That's the exact problem we're all having


----------



## bobcaruso (Sep 13, 2011)

bouchigo said:


> I don't get errors, just warnings. But I don't want to mess with this phone too much since it's my fiancee's phone. If it was mine, well...
> 
> 
> 
> ...


These warnings are of no issue, they all address default translation, not a problem


----------



## Snow02 (Jun 14, 2011)

Post your stock framework res and tw framework files. I'll take a look.


----------



## bouchigo (Jun 9, 2011)

bobcaruso said:


> These warnings are of no issue, they all address default translation, not a problem


Yeah, I figured they wouldn't cause a problem; in the past I think I've run into this before and it didn't cause any issues.


----------



## bobcaruso (Sep 13, 2011)

bouchigo said:


> Yeah, I figured they wouldn't cause a problem; in the past I think I've run into this before and it didn't cause any issues.


It's a code issue, not a compile issue, the coders did not assign language defaults for those texts


----------



## bouchigo (Jun 9, 2011)

bobcaruso said:


> It's a code issue, not a compile issue, the coders did not assign language defaults for those texts


Yeah, it makes sense now. I think I've run into this before when compiling the old Market.

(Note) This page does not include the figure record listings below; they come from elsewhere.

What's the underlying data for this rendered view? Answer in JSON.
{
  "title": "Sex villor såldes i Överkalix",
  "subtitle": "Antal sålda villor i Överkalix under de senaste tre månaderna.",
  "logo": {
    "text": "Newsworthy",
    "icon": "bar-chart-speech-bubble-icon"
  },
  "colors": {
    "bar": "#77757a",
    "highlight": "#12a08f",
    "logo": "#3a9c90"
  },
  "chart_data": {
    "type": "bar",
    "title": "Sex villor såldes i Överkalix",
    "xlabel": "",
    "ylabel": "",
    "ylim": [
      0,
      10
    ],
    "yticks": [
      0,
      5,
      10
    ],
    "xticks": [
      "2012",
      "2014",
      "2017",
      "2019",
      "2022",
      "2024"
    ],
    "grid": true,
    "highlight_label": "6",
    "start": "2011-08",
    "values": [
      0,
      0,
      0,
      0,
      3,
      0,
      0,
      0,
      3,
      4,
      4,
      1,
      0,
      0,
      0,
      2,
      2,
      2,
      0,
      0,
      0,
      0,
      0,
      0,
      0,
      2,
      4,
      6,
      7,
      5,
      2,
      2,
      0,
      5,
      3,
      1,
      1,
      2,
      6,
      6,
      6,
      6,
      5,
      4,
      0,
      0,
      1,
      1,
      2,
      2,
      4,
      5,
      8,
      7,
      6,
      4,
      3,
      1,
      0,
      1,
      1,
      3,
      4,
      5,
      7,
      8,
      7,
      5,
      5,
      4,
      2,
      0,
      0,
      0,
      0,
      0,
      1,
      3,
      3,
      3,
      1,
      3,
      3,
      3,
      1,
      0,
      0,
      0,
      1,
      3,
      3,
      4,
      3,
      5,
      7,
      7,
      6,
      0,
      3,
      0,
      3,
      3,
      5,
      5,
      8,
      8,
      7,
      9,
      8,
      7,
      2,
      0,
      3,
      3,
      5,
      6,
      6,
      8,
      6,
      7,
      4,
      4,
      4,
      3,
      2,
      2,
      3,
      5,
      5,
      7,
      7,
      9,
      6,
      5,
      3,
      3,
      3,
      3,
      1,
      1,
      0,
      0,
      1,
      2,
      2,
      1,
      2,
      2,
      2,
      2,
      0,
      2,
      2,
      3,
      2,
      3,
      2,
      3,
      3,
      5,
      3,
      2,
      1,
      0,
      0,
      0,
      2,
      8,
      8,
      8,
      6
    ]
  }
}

If you guys want, you can use these (apktool.jar, apktool.bat, aapt.exe):

MD5: 54903ac0c1ca670680cdf00b4bfc0c84
http://www.mediafire...qq79g6pac9b9jdd

It's what I'm using, and it's working for me. You may get some "plurals" errors when compiling, about 2-3 of them (maybe more), but you can easily fix them by adding the % at line 79.


----------



## preusstang (May 8, 2012)

@bobcaruso, so have you found a work around?

@bouchigo, I'll try your setup soon.

@snow02, I'll upload them and post a link if I don't get this resolved.


----------



## bobcaruso (Sep 13, 2011)

preusstang said:


> @bobcaruso, so have you found a work around?


Beans found it, need the new sdk & this jar
http://forum.xda-developers.com/showthread.php?t=1427959


----------